By September 2007, Mr. Durrell’s team had come up with a new $159-million plan that would see the old Congress Centre demolished in 2008, with construction officially beginning in 2009, and in April 2011 the sparkling new Ottawa Convention Centre opened its doors.

The on-time, on-budget project is yet another example of Mr. Durrell’s chops as a community builder, says close friend Bruce Hillary. “Where others tried (and failed) to come to terms, Jim was able to sit down and hammer it out.”

Giving back

Success in life, says Mr. Durrell, includes the ability to give back if you’ve been blessed to receive and to enjoy what you’ve done. It’s a philosophy that’s motivated Mr. Durrell’s many charitable endeavours, including his role with the Ottawa Hospital’s President’s Breakfast fundraising campaign and his membership in the United Way’s campaign cabinet, among others.

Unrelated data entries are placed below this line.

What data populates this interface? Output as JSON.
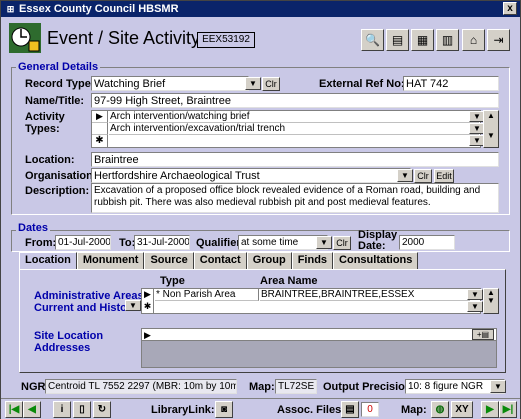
{
  "window": {
    "title": "Essex County Council HBSMR",
    "close": "x"
  },
  "header": {
    "form_title": "Event / Site Activity",
    "record_id": "EEX53192"
  },
  "general": {
    "legend": "General Details",
    "record_type_label": "Record Type:",
    "record_type_value": "Watching Brief",
    "ext_ref_label": "External Ref No:",
    "ext_ref_value": "HAT 742",
    "name_label": "Name/Title:",
    "name_value": "97-99 High Street, Braintree",
    "activity_label": "Activity Types:",
    "activity_types": [
      "Arch intervention/watching brief",
      "Arch intervention/excavation/trial trench"
    ],
    "location_label": "Location:",
    "location_value": "Braintree",
    "org_label": "Organisation:",
    "org_value": "Hertfordshire Archaeological Trust",
    "desc_label": "Description:",
    "desc_value": "Excavation of a proposed office block revealed evidence of a Roman road, building and rubbish pit. There was also medieval rubbish pit and post medieval features.",
    "clr": "Clr",
    "edit": "Edit"
  },
  "dates": {
    "legend": "Dates",
    "from_label": "From:",
    "from_value": "01-Jul-2000",
    "to_label": "To:",
    "to_value": "31-Jul-2000",
    "qualifier_label": "Qualifier:",
    "qualifier_value": "at some time",
    "display_label": "Display Date:",
    "display_value": "2000",
    "clr": "Clr"
  },
  "tabs": [
    "Location",
    "Monument",
    "Source",
    "Contact",
    "Group",
    "Finds",
    "Consultations"
  ],
  "location_tab": {
    "admin_label": "Administrative Areas - Current and Historic",
    "type_header": "Type",
    "area_header": "Area Name",
    "type_value": "Non Parish Area",
    "area_value": "BRAINTREE,BRAINTREE,ESSEX",
    "site_label": "Site Location Addresses"
  },
  "status": {
    "ngr_label": "NGR:",
    "ngr_value": "Centroid TL 7552 2297 (MBR: 10m by 10m)",
    "map_label": "Map:",
    "map_value": "TL72SE",
    "precision_label": "Output Precision:",
    "precision_value": "10: 8 figure NGR"
  },
  "navbar": {
    "library_label": "LibraryLink:",
    "assoc_label": "Assoc. Files:",
    "assoc_count": "0",
    "map_label": "Map:",
    "xy": "XY"
  }
}
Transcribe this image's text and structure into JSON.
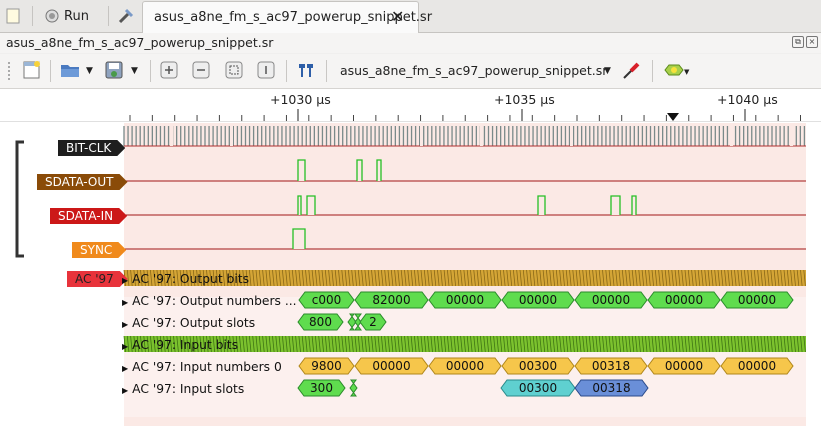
{
  "tabbar": {
    "run_label": "Run",
    "document_tab": "asus_a8ne_fm_s_ac97_powerup_snippet.sr"
  },
  "session": {
    "title": "asus_a8ne_fm_s_ac97_powerup_snippet.sr"
  },
  "toolbar": {
    "device_selector": "asus_a8ne_fm_s_ac97_powerup_snippet.sr"
  },
  "ruler": {
    "ticks": [
      "+1030 µs",
      "+1035 µs",
      "+1040 µs"
    ]
  },
  "channels": [
    {
      "name": "BIT-CLK",
      "color": "#1e1e1e"
    },
    {
      "name": "SDATA-OUT",
      "color": "#8a4b08"
    },
    {
      "name": "SDATA-IN",
      "color": "#cc1818"
    },
    {
      "name": "SYNC",
      "color": "#f08a1c"
    }
  ],
  "decoder": {
    "name": "AC '97",
    "color": "#e8333b",
    "rows": {
      "output_bits": "AC '97: Output bits",
      "output_numbers": "AC '97: Output numbers ...",
      "output_slots": "AC '97: Output slots",
      "input_bits": "AC '97: Input bits",
      "input_numbers": "AC '97: Input numbers 0",
      "input_slots": "AC '97: Input slots"
    },
    "output_number_values": [
      "c000",
      "82000",
      "00000",
      "00000",
      "00000",
      "00000",
      "00000"
    ],
    "output_slot_values": [
      "800",
      "2"
    ],
    "input_number_values": [
      "9800",
      "00000",
      "00000",
      "00300",
      "00318",
      "00000",
      "00000"
    ],
    "input_slot_values": [
      "300",
      "00300",
      "00318"
    ]
  },
  "colors": {
    "annotation_green": "#5fdc4e",
    "annotation_yellow": "#f6c64b",
    "slot_cyan": "#5fd0d0",
    "slot_blue": "#6a8fd8",
    "trace_bg": "#fbe9e5"
  }
}
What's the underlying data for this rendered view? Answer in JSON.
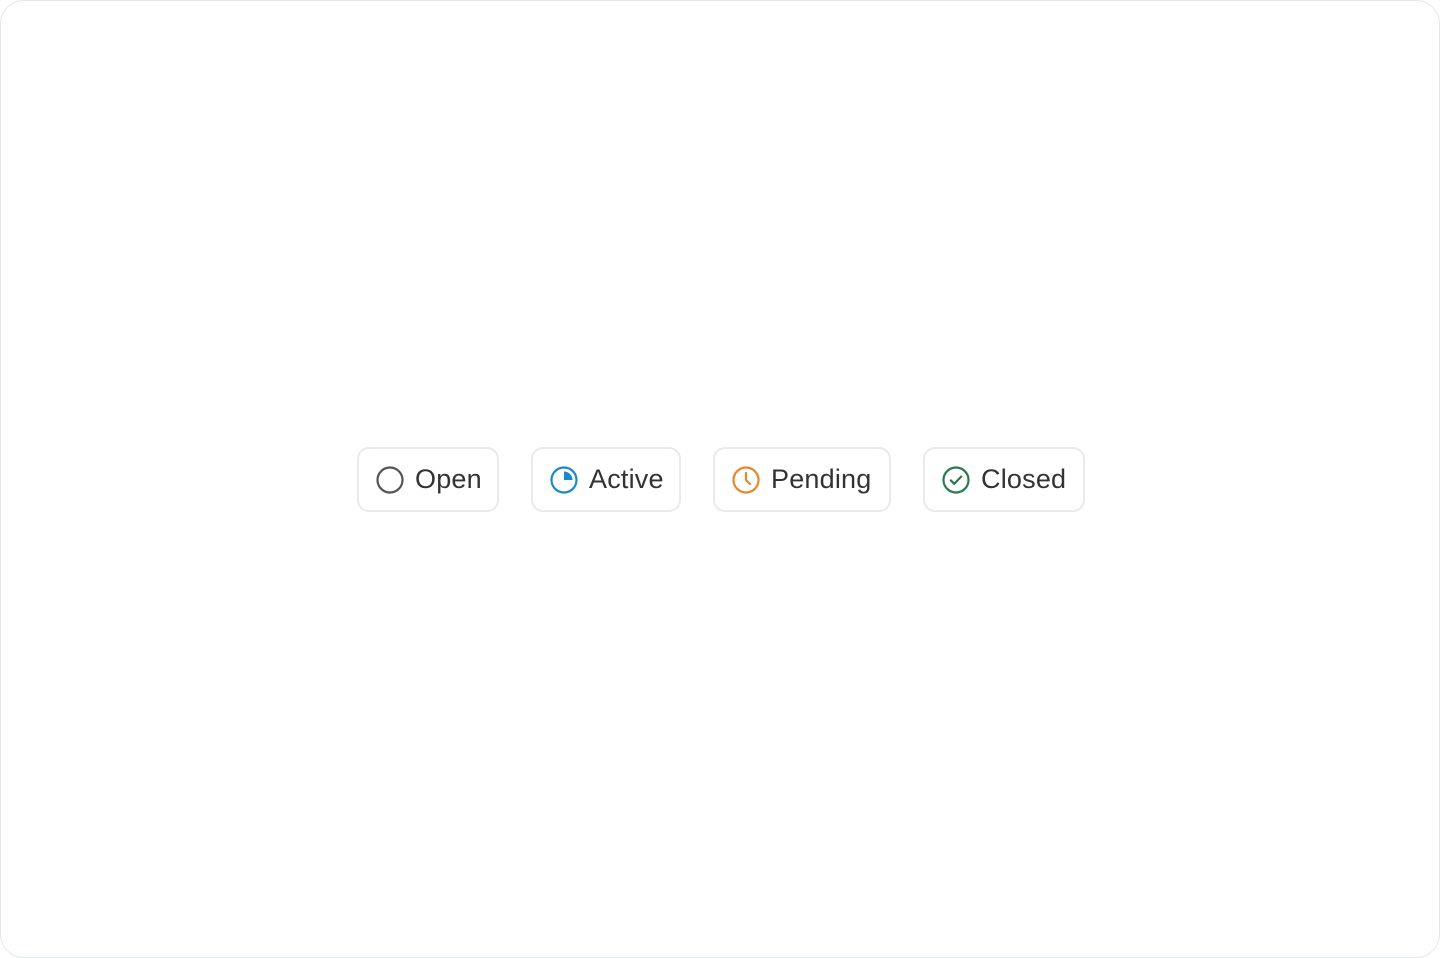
{
  "badges": [
    {
      "label": "Open",
      "icon": "circle-outline-icon",
      "color": "#555555"
    },
    {
      "label": "Active",
      "icon": "progress-pie-icon",
      "color": "#1a88c9"
    },
    {
      "label": "Pending",
      "icon": "clock-icon",
      "color": "#e8862d"
    },
    {
      "label": "Closed",
      "icon": "check-circle-icon",
      "color": "#2a7a4f"
    }
  ]
}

He notes he believes the city’s welfare ought to be in concert with its economy. “I have a very large social conscience, but I also believe that you never help the weak or downtrodden by weakening the strong. A good, healthy economy creates all sorts of jobs and the financial wherewithal where you can afford to have good affordable housing and social programs.”


1970-72: First comes to Ottawa as local manager, employee benefits of London Life Insurance Co.

1970-72: First comes to Ottawa as local manager, employee benefits of London Life Insurance Co.

1980-85:  Serves as alderman and councillor for Regional Municipality of Ottawa-Carleton.

1985-91 : Serves as mayor of Ottawa.

1988: Ottawa hosts Grey Cup following Jim Durrell’s efforts.

1993: Orchestrates land swap with National Capital Commission to enable construction of baseball stadium for Ottawa Lynx.

1996: Named president of Ottawa Rough Riders football team.

1998-2006: Serves on board of Business Development Bank of Canada.

1999-2008: Serves as director for Ottawa International Airport Authority; oversees $310-million construction of new airport terminal in 2003, $95-million expansion wing and the demolition of old airport in 2008.

2000: Becomes member of United Way / Centraide Ottawa campaign cabinet; becomes head of Capital Dodge car dealership.

2005: Begins involvement with the Ottawa Hospital Foundation’s President’s Breakfast fundraising campaign.

2006-07: Named chair of the Ottawa Convention Centre and oversees approval of plan to demolish old Ottawa Congress Centre in 2008 and build $159-million new centre.

April 2011: Ottawa Convention Centre opens doors; construction project is on time and within budget.